Compared with the situation of the above model startup companies, the reaction of domestic established pet intelligent hardware manufacturers is relatively slow.
Searching for keywords such as "dog language translator" and "pet translator" on e-commerce platforms, most of the translator hardware that appears are communication buttons. In addition, there is a type of hardware that is not in the form of a collar but a dog muzzle that looks like a "sausage mouth". The price of these muzzles is about 1,000 yuan, and they are labeled as intelligent pet entertainment toys. However, each similar product has "0 people paying", so it seems that netizens, like me, just take it as a joke and dare not try it casually.

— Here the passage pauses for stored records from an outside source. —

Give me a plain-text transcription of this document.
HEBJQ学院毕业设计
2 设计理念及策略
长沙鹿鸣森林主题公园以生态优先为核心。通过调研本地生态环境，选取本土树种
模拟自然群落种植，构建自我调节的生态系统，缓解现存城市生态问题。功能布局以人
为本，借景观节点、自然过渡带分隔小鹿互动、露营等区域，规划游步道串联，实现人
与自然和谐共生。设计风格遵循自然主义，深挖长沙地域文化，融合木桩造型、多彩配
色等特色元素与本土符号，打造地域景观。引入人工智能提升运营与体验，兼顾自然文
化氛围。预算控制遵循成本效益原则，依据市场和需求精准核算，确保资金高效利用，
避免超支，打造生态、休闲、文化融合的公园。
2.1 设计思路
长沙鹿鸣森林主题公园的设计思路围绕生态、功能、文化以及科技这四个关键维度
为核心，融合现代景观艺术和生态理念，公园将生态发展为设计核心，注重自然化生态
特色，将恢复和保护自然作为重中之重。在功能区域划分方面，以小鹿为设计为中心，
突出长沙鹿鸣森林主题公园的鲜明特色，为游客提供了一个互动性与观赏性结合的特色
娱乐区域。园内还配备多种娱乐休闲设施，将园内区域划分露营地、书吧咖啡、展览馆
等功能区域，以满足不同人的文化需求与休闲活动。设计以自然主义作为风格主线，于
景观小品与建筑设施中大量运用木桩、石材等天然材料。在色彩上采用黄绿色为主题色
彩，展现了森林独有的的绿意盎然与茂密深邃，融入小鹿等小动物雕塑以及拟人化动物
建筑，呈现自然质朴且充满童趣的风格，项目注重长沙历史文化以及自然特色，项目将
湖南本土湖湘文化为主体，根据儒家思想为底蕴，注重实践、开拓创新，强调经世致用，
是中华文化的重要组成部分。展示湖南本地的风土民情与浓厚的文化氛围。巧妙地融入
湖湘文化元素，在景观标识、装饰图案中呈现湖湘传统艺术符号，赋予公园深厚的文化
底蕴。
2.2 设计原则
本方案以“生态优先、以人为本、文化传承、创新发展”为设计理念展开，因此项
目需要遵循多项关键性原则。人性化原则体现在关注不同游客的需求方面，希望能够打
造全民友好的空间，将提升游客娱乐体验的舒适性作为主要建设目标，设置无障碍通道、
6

Screenshot of e-commerce platform
In terms of technology, domestic manufacturers' pet intelligence still stays at basic functions such as positioning and step counting, lacking real capabilities such as emotion recognition or health prediction. Xiao Pei Pet is relatively advanced in adopting AI. All of its products, including intelligent feeders, water dispensers, cat litter boxes, and intelligent collars, have been connected to AI algorithms to refine daily pet care. Duonis, the "first stock in pet intelligent hardware", lags behind in the layout of large AI models and mainly relies on traditional algorithms, such as using sensors for positioning. However, it cannot be ignored that China's pet economy has expanded rapidly in recent years, and the market scale is expected to exceed one trillion yuan in a few years. The evolution of technology in the future will further raise the industry ceiling.
Conclusion
Human beings' desire to understand animals has never stopped. In the 1970s, the record "Songs of the Humpback Whale" was a bestseller, which promoted the environmental protection movement. The emotional connection between humans and animals has always had a moving power.

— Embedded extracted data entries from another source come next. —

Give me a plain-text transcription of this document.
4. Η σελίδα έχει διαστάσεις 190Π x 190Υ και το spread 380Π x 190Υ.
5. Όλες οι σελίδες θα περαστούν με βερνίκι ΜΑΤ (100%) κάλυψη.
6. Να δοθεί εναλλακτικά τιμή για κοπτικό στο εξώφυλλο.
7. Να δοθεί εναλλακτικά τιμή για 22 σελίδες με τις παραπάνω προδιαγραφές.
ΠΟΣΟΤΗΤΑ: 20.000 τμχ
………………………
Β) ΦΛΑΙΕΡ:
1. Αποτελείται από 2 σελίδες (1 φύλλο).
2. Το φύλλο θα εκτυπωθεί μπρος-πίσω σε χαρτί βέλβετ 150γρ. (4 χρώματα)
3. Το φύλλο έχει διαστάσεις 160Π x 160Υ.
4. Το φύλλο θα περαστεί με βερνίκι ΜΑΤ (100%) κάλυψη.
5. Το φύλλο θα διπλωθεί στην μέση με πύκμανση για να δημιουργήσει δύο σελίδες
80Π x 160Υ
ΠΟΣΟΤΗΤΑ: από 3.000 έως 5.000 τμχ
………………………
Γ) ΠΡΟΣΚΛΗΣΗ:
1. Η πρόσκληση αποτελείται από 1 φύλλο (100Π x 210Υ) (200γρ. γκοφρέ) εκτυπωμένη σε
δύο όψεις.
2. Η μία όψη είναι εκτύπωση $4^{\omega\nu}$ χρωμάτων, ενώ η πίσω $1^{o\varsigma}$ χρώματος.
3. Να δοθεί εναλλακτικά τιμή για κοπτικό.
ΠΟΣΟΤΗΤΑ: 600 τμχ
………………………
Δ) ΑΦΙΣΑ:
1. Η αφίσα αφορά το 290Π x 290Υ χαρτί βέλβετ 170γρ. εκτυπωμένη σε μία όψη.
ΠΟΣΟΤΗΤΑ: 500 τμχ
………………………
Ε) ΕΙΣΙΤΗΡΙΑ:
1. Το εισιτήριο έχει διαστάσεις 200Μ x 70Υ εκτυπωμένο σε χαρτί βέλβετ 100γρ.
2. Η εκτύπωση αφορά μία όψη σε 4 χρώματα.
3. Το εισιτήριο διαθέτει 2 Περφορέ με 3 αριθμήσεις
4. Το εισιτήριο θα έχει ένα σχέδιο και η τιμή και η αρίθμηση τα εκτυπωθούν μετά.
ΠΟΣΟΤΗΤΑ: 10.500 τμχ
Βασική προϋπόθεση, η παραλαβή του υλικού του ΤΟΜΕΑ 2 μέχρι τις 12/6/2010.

The prosperity of the contemporary pet economy is based on the change in people's emotional structure. For the younger generation living in big cities, atomic loneliness has become a problem for most people. People choose to regard pets as family members and are willing to pay for their safety and health. Compared with high-frequency needs such as positioning, health, and risk warning, emotion recognition and communication are more of an added value.
In this case, the core function of the AI collar is not to decipher the language of pets but to relieve the anxiety of pet owners. As an always-on monitoring system, AI can let owners ensure that they don't miss any detailed changes in their pets. As for the scientific value of this system itself, it's actually not that important.